NB if i have duplicate number i have to show it!
I find your code rather odd. For instance, your third clause: what's W for? Seems like you mean to say:
difference([],[],_).
Second problem: in the fourth clause, there's nothing stopping H and D from being independent variables with the same binding. I suspect you mean something like this:
difference([H|T1],[D|T2],T3) :- H \= D, difference(T1,[D|T2],[H|T3]).

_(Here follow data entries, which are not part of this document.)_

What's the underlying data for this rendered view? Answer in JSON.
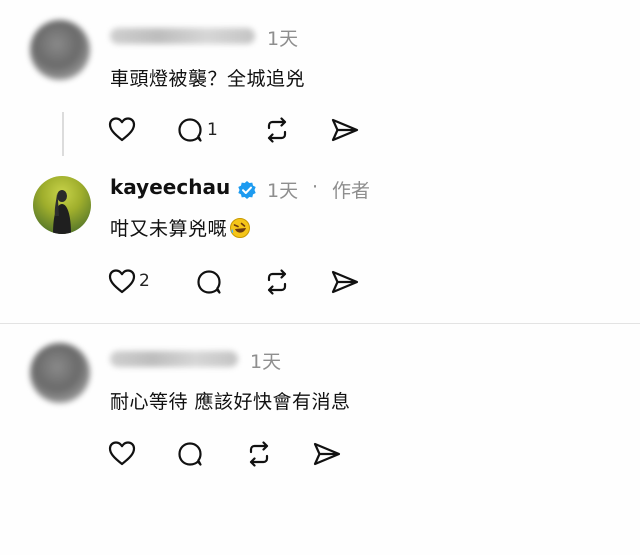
{
  "comments": [
    {
      "timestamp": "1天",
      "text": "車頭燈被襲？全城追兇",
      "reply_count": "1"
    },
    {
      "username": "kayeechau",
      "timestamp": "1天",
      "separator": "·",
      "author_tag": "作者",
      "text": "咁又未算兇嘅",
      "emoji": "rolling-on-floor-laughing",
      "like_count": "2"
    },
    {
      "timestamp": "1天",
      "text": "耐心等待 應該好快會有消息"
    }
  ],
  "colors": {
    "verified": "#1d9bf0",
    "meta": "#8e8e8e",
    "text": "#111111",
    "emoji": "#f5c518"
  }
}
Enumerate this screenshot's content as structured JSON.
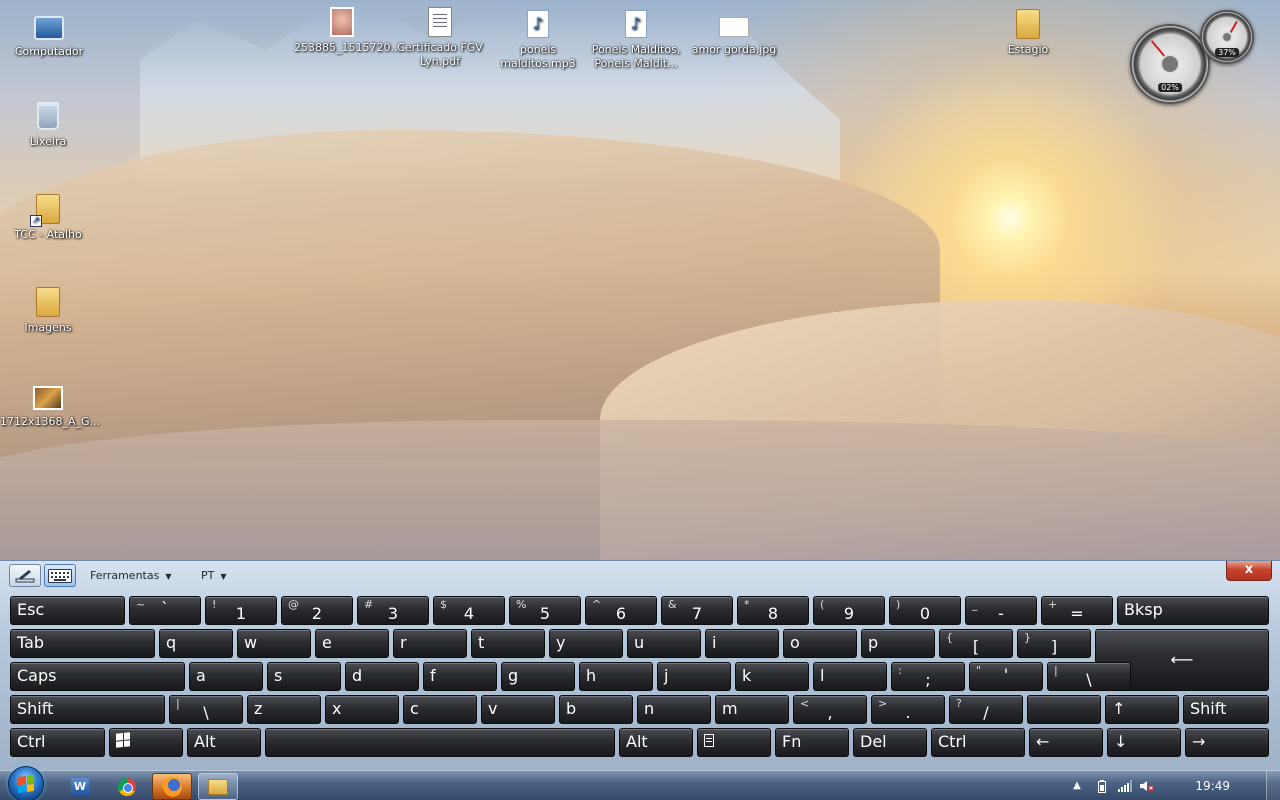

Fixing these things seems to fix the predicate to give a reasonable looking answer:
| ?- difference([1,4,4], [1,4], R).
R = [4]
I think your first several clauses are trying to handle different sorts of base cases, is that right? E.g.:
difference(L, [], L) % handles the case where the second list is exhausted
difference([], _, []) % handles the case where the first list is exhausted
difference([], [], W) % handles the case where the lists are exhausted at the same time
One problem with this is that L = [] is a legitimate binding, so the first and third clauses mean the same thing. You can probably safely remove the third one, because it would have matched and produced the same answer on the first. The second clause is more interesting, because it seems to say that regardless of whatever work we've done so far, if the first list is empty, the result is empty. I find that possibility a bit jarring--is it possible you actually want these two base cases? :
difference([], L, L).
difference(L, [], L).
I remain unconvinced, but until I have a better idea what you're trying to accomplish I may not be able to help more. For instance, what should happen with difference([1, 4], [1, 4, 4], R)? I posit you probably want R = [4], but your code will produce R = [].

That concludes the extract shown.